Ultimately automated cell culture system implementation results in increased productivity and quality of cell-based outputs. However, these systems are not yet perfect. Except for cell number and viability, these systems are limited at providing qualitative data on the cells they maintain. Some systems such as the Tecan Cellerity can incorporate readers to automatically detect mycoplasma contamination, for example, but for any other parameters such as cell morphology, confluence or possible contamination the operator must still periodically inspect the flask manually. Future improvements will certainly include the integration of an automated microscope system able to independently monitor the cells, providing additional data that could be integrated by the software to determine the health status of the cells, as well as allowing the system to be interrogated remotely. Future software improvements should enable the current systems to be more proactively responsive to any changes in cell growth parameters. Several years from now these systems will likely evolve into more ‘intelligent’ robots with the ability to integrate multiple parameters and adequately adjust their operations.

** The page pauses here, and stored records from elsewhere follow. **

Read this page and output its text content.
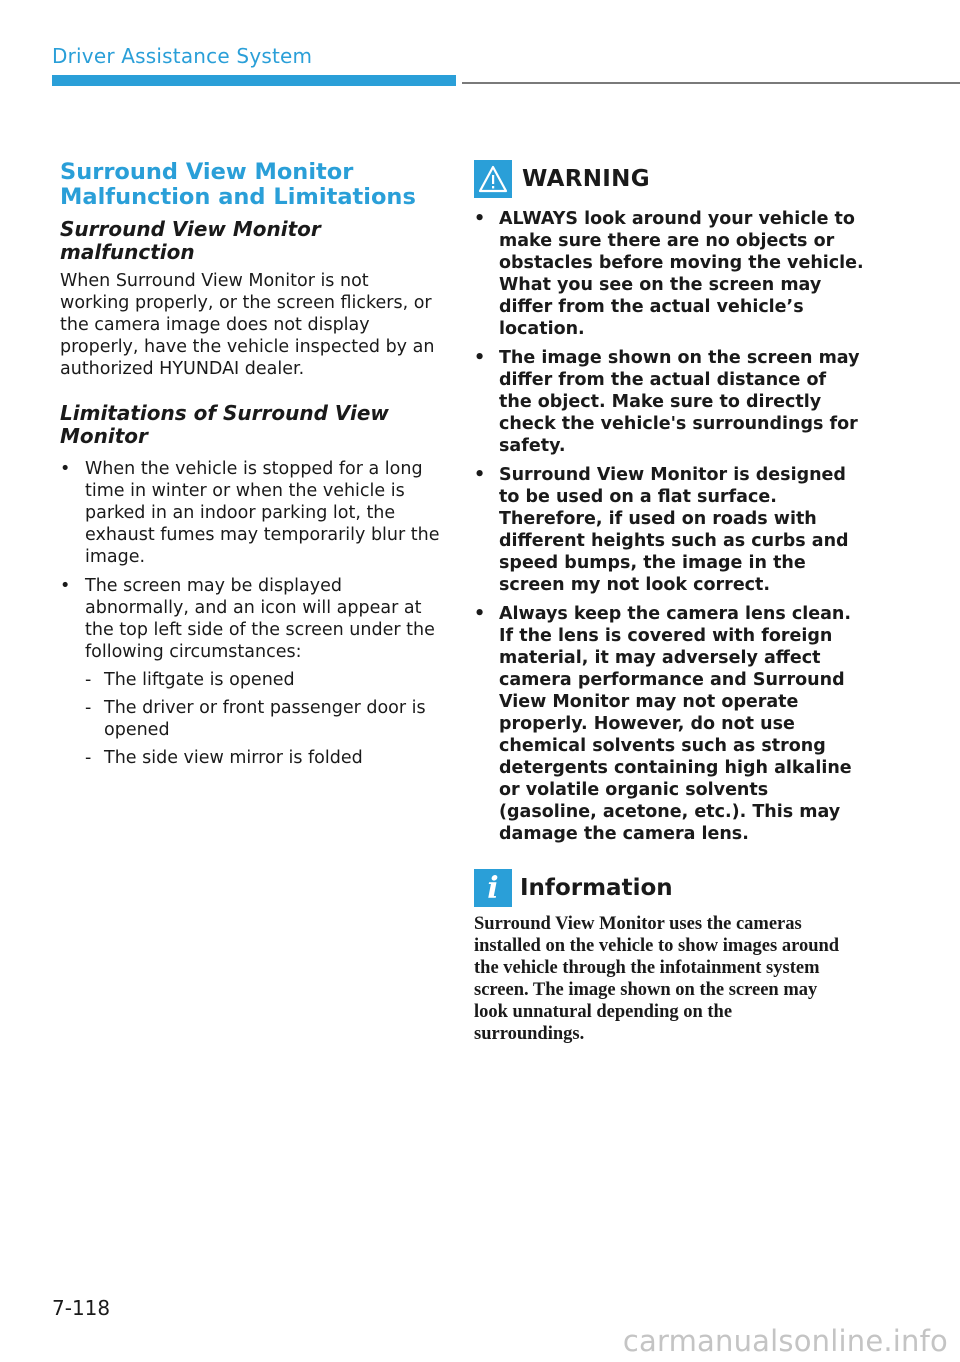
Driver Assistance System
Surround View Monitor
Malfunction and Limitations
Surround View Monitor malfunction

When Surround View Monitor is not working properly, or the screen flickers, or the camera image does not display properly, have the vehicle inspected by an authorized HYUNDAI dealer.

Limitations of Surround View Monitor
• When the vehicle is stopped for a long time in winter or when the vehicle is parked in an indoor parking lot, the exhaust fumes may temporarily blur the image.
• The screen may be displayed abnormally, and an icon will appear at the top left side of the screen under the following circumstances:
- The liftgate is opened
- The driver or front passenger door is opened
- The side view mirror is folded
WARNING
• ALWAYS look around your vehicle to make sure there are no objects or obstacles before moving the vehicle. What you see on the screen may differ from the actual vehicle’s location.
• The image shown on the screen may differ from the actual distance of the object. Make sure to directly check the vehicle's surroundings for safety.
• Surround View Monitor is designed to be used on a flat surface. Therefore, if used on roads with different heights such as curbs and speed bumps, the image in the screen my not look correct.
• Always keep the camera lens clean. If the lens is covered with foreign material, it may adversely affect camera performance and Surround View Monitor may not operate properly. However, do not use chemical solvents such as strong detergents containing high alkaline or volatile organic solvents (gasoline, acetone, etc.). This may damage the camera lens.
i Information

Surround View Monitor uses the cameras installed on the vehicle to show images around the vehicle through the infotainment system screen. The image shown on the screen may look unnatural depending on the surroundings.

7-118
carmanualsonline.info
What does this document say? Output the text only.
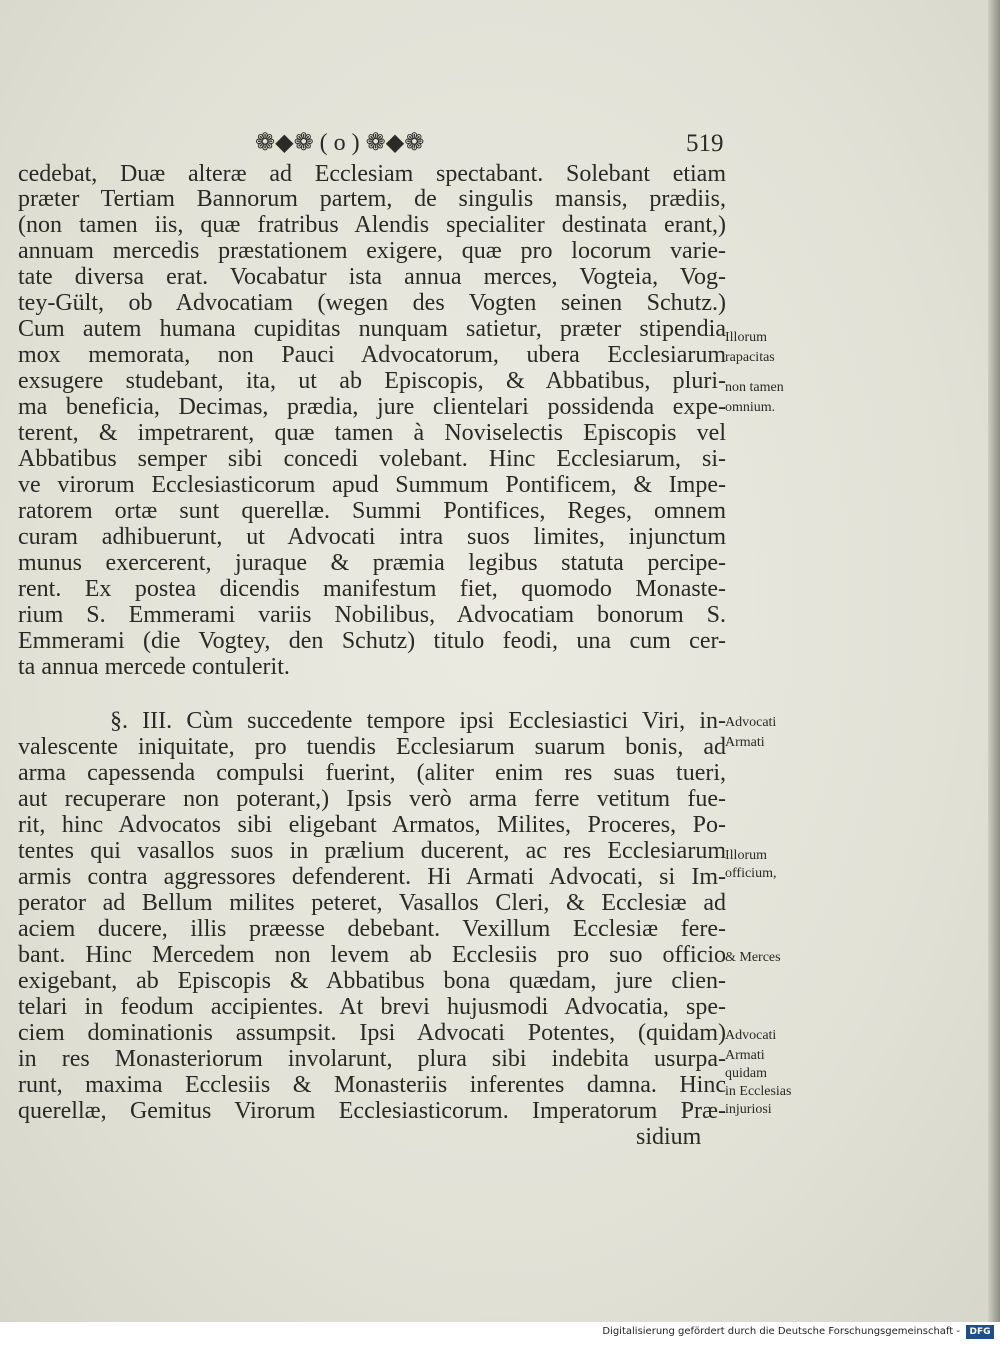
❁◆❁ ( o ) ❁◆❁	519
cedebat, Duæ alteræ ad Ecclesiam spectabant. Solebant etiam
præter Tertiam Bannorum partem, de singulis mansis, prædiis,
(non tamen iis, quæ fratribus Alendis specialiter destinata erant,)
annuam mercedis præstationem exigere, quæ pro locorum varie-
tate diversa erat. Vocabatur ista annua merces, Vogteia, Vog-
tey-Gült, ob Advocatiam (wegen des Vogten seinen Schutz.)
Cum autem humana cupiditas nunquam satietur, præter stipendia
mox memorata, non Pauci Advocatorum, ubera Ecclesiarum
exsugere studebant, ita, ut ab Episcopis, & Abbatibus, pluri-
ma beneficia, Decimas, prædia, jure clientelari possidenda expe-
terent, & impetrarent, quæ tamen à Noviselectis Episcopis vel
Abbatibus semper sibi concedi volebant. Hinc Ecclesiarum, si-
ve virorum Ecclesiasticorum apud Summum Pontificem, & Impe-
ratorem ortæ sunt querellæ. Summi Pontifices, Reges, omnem
curam adhibuerunt, ut Advocati intra suos limites, injunctum
munus exercerent, juraque & præmia legibus statuta percipe-
rent. Ex postea dicendis manifestum fiet, quomodo Monaste-
rium S. Emmerami variis Nobilibus, Advocatiam bonorum S.
Emmerami (die Vogtey, den Schutz) titulo feodi, una cum cer-
ta annua mercede contulerit.
Illorum
rapacitas
non tamen
omnium.
§. III. Cùm succedente tempore ipsi Ecclesiastici Viri, in-
valescente iniquitate, pro tuendis Ecclesiarum suarum bonis, ad
arma capessenda compulsi fuerint, (aliter enim res suas tueri,
aut recuperare non poterant,) Ipsis verò arma ferre vetitum fue-
rit, hinc Advocatos sibi eligebant Armatos, Milites, Proceres, Po-
tentes qui vasallos suos in prælium ducerent, ac res Ecclesiarum
armis contra aggressores defenderent. Hi Armati Advocati, si Im-
perator ad Bellum milites peteret, Vasallos Cleri, & Ecclesiæ ad
aciem ducere, illis præesse debebant. Vexillum Ecclesiæ fere-
bant. Hinc Mercedem non levem ab Ecclesiis pro suo officio
exigebant, ab Episcopis & Abbatibus bona quædam, jure clien-
telari in feodum accipientes. At brevi hujusmodi Advocatia, spe-
ciem dominationis assumpsit. Ipsi Advocati Potentes, (quidam)
in res Monasteriorum involarunt, plura sibi indebita usurpa-
runt, maxima Ecclesiis & Monasteriis inferentes damna. Hinc
querellæ, Gemitus Virorum Ecclesiasticorum. Imperatorum Præ-
sidium
Advocati
Armati
Illorum
officium,
& Merces
Advocati
Armati
quidam
in Ecclesias
injuriosi
Digitalisierung gefördert durch die Deutsche Forschungsgemeinschaft -	DFG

Meanwhile, vendors will have to improve their instruments’ robustness, strengthen their service support, ensure extensive beta-testing of their new versions, while keeping user operations simple enough not to discourage potential new customers and keep their prices as competitive as possible. The dream of cell culture automation is therefore definitely becoming a reality. However, the field is still young and a few more years will be needed for the systems to mature and become a reality for many cell culture labs.

References

1. S. A. Sundberg: High-throughput and ultra-high-throughput screening: solution- and cell-based approaches. Current Opinion in Biotechnology 2000, 11:47-53.
2. E. C. Butcher, E. L. Berg, E. J. Kunkel: Systems biology in drug discovery. Nature Biotechnology 2004, 22: 1253-1259.
3. J. Comley: Cell-based assay automation. Drug Discovery World 2005, 6:39-62.